Global Courant 2023-05-04 10:21:56
DAVIS, California –
Amid a series of brutal and seemingly random stabbings that left two men dead and a woman in critical condition, life in Davis goes on as if under curfew.
In a city normally bustling with bikers and joggers on nearly every street and trail, the parks bursting with the sights and sounds of youth sports, city life is suddenly eerily quiet.
The unease began Thursday with the fatal stabbing of a well-known town figure, 50-year-old David Henry Breaux, a Stanford University graduate who slept in the city’s Central Park and was known for his gentle proselytizing of the need for human compassion. Two days later, on Saturday night, UC Davis student Karim Abou Najm, 20, was savagely stabbed and killed at around 9:15 p.m. in Sycamore Park in a residential neighborhood near campus as he biked home from an event at the university.
Then, Monday night, a homeless woman in her 60s was attacked while sleeping near 2nd and L streets on the edge of downtown. She was stabbed through the canvas of her tent and transported to UC Davis Medical Center, where she remains in critical condition.
Witnesses to the third stabbing described the assailant as a 5-5-foot tall man with curly hair and a thin build, wearing a black or blue sweatshirt, black Adidas pants with white stripes, and black shoes and with a brown backpack. A witness responding to distress calls in Sycamore Park after Abou Najm was stabbed gave a similar physical description of the attacker fleeing that crime scene.
On Wednesday afternoon, Davis police arrested a man with long, wavy dark hair, wearing black Adidas pants with a white stripe, after a resident saw him wandering Sycamore Park and noted the resemblance to the witness descriptions. A police spokesman said the young man was being held as a person of interest; video from a KCRA news helicopter shows the man, who was not handcuffed, getting into a police car. As of Wednesday evening, he had not yet been arrested and authorities gave no further details.
Around the same time he was detained, Majdi Abou Najm, Karim Abou Najm’s father, stood a few blocks away in Sycamore Park at the spot where his son had been killed. A shrine had sprung up on the grass next to the bike path, with more flowers every day. The elder Abou Najm, a professor at UC Davis, told a passerby that he has visited the site daily since his son was killed, talking to those who leave flowers.
UC Davis announced Wednesday that it was raising money for a student research award in the name of Karim Abou Najm.

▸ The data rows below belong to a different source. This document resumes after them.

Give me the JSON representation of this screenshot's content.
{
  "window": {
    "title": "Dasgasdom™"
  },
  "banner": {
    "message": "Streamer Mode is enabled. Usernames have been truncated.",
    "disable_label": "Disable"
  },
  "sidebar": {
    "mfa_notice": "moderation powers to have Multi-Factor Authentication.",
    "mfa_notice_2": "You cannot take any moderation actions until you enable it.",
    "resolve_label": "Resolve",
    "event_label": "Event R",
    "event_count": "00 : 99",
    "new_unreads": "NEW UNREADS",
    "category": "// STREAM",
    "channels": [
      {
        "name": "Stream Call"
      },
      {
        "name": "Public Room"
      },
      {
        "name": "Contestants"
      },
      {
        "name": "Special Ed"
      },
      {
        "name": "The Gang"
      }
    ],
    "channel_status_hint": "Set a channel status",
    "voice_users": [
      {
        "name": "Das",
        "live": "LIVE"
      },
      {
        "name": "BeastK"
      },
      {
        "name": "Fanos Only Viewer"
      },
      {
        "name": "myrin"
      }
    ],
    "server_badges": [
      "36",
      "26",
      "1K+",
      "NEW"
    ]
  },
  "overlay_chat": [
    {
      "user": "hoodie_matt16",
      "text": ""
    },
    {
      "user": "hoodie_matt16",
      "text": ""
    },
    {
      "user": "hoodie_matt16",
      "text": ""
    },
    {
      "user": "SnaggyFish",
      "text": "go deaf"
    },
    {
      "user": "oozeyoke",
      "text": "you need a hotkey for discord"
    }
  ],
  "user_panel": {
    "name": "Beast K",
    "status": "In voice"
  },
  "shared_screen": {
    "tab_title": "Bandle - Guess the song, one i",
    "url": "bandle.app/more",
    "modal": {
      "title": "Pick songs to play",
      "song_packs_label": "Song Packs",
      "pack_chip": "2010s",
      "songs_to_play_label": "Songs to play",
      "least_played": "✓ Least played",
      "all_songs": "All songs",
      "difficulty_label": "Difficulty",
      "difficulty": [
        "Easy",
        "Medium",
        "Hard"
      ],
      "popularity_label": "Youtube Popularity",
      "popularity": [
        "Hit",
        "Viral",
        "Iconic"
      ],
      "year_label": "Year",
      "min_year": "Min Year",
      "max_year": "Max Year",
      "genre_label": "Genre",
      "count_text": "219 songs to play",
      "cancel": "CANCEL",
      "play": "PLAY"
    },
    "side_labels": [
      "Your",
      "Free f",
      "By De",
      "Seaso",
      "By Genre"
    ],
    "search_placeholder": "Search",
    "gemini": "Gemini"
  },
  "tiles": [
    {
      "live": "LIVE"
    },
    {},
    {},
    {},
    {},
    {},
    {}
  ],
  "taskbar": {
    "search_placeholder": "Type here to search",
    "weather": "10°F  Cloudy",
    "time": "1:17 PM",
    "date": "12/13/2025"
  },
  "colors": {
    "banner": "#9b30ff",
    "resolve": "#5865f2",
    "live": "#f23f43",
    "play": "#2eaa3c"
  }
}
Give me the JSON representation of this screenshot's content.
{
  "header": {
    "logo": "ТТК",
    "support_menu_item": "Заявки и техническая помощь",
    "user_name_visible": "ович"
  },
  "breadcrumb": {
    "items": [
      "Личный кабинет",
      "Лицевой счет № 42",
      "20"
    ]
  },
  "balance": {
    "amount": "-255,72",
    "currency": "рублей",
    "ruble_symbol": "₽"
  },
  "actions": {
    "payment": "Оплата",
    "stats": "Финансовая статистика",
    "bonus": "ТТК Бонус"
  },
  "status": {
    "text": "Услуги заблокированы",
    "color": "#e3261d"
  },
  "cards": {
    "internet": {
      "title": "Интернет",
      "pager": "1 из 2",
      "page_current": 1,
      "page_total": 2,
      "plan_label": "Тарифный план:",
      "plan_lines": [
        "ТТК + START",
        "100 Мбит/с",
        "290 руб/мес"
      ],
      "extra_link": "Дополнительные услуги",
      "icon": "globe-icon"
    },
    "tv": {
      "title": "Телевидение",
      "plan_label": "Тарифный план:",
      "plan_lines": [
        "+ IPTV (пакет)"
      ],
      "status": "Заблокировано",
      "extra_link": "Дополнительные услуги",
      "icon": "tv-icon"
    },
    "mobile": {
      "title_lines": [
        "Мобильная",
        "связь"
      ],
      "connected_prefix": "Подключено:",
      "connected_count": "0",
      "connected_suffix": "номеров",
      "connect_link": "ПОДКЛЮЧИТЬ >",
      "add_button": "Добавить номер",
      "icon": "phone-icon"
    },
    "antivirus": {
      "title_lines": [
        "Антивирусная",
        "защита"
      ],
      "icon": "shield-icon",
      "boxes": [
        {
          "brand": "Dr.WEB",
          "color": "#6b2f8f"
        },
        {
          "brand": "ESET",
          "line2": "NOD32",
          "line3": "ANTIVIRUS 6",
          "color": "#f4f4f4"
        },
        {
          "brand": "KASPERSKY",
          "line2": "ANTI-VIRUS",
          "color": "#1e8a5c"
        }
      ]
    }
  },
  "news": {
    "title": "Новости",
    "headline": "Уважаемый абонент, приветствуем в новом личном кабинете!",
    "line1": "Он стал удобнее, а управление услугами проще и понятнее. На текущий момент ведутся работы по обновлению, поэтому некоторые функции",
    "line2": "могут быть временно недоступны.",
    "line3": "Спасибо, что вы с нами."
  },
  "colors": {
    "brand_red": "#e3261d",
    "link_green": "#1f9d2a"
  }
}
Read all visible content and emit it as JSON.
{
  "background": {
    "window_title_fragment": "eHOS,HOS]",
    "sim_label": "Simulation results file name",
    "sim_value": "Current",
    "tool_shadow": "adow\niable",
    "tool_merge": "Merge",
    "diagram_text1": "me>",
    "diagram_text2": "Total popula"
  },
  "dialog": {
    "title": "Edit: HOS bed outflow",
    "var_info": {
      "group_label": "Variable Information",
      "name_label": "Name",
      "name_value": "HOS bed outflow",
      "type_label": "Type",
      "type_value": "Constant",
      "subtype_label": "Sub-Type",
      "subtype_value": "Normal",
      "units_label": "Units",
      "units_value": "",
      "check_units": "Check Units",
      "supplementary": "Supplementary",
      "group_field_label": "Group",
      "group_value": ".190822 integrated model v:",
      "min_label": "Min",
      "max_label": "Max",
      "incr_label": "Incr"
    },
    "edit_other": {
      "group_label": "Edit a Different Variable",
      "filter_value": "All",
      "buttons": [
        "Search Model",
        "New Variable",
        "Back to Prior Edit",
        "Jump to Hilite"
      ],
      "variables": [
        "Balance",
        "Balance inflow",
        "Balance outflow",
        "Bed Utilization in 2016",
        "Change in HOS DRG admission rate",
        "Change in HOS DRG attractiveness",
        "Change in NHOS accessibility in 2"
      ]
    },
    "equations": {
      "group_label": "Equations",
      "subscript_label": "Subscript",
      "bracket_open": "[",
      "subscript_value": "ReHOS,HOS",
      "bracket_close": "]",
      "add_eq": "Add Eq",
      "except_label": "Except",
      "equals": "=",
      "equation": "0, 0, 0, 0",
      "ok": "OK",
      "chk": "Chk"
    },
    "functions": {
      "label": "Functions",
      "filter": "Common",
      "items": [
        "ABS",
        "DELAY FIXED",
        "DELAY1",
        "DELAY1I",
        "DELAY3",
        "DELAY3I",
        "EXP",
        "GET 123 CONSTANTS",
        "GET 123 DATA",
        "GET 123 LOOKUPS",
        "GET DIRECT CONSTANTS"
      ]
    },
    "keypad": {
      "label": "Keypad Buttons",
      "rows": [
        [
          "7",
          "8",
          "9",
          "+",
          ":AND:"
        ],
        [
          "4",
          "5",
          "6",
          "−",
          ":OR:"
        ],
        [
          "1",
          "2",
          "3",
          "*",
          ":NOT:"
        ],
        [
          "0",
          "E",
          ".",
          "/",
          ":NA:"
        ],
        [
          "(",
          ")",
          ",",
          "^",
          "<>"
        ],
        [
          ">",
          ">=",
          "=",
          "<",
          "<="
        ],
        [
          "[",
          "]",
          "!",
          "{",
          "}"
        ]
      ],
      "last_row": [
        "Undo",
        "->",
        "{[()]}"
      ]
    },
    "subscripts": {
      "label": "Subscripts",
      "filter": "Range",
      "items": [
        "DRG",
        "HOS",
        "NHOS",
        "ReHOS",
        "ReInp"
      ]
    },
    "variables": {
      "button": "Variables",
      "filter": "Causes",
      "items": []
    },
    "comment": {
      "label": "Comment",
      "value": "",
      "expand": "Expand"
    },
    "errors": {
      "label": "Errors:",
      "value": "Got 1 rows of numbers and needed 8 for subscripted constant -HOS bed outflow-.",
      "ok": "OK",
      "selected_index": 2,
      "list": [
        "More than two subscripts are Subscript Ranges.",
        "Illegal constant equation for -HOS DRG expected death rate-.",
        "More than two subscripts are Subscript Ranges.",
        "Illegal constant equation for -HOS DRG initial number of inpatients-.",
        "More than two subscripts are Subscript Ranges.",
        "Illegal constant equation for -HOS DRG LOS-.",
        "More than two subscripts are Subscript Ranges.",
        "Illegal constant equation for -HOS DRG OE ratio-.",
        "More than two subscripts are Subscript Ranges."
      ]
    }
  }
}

Elsewhere in the city, the streets became even more deserted as the sun went down.
The city’s popular Little League has canceled its evening games. UC Davis has canceled evening classes and some professors have even moved their daytime classes online because students fear leaving their dorms.
Meanwhile, numerous businesses in the city have announced that they will close their doors earlier or not open at all. The city’s famed farmers’ market called off its fruit stands and food trucks on Wednesday. And people who usually feel so safe in Davis that they haven’t locked their homes in months are now digging in drawers, looking for their keys.
Police, assisted by the FBI and homicide detectives from around the region, were visibly present Wednesday but reported little on their investigation. A statement from the Davis Police Department about half an hour after authorities apprehended the young man in black Adidas pants did not mention the incident.
Police said detectives were “reviewing numerous tips and leads” and that they had collected biological evidence from crime scenes and were analyzing “early returns”. They also warned that “a lot of inaccurate information and images of bogus suspects have been shared across various social media platforms.”
After consulting witnesses to the second and third attacks, police said they did not have the finer details needed to create a reliable sketch of the suspect. “A sketch illustrating a misleading representation of a suspect,” the department release said, “could lead to the false apprehension of an innocent person.”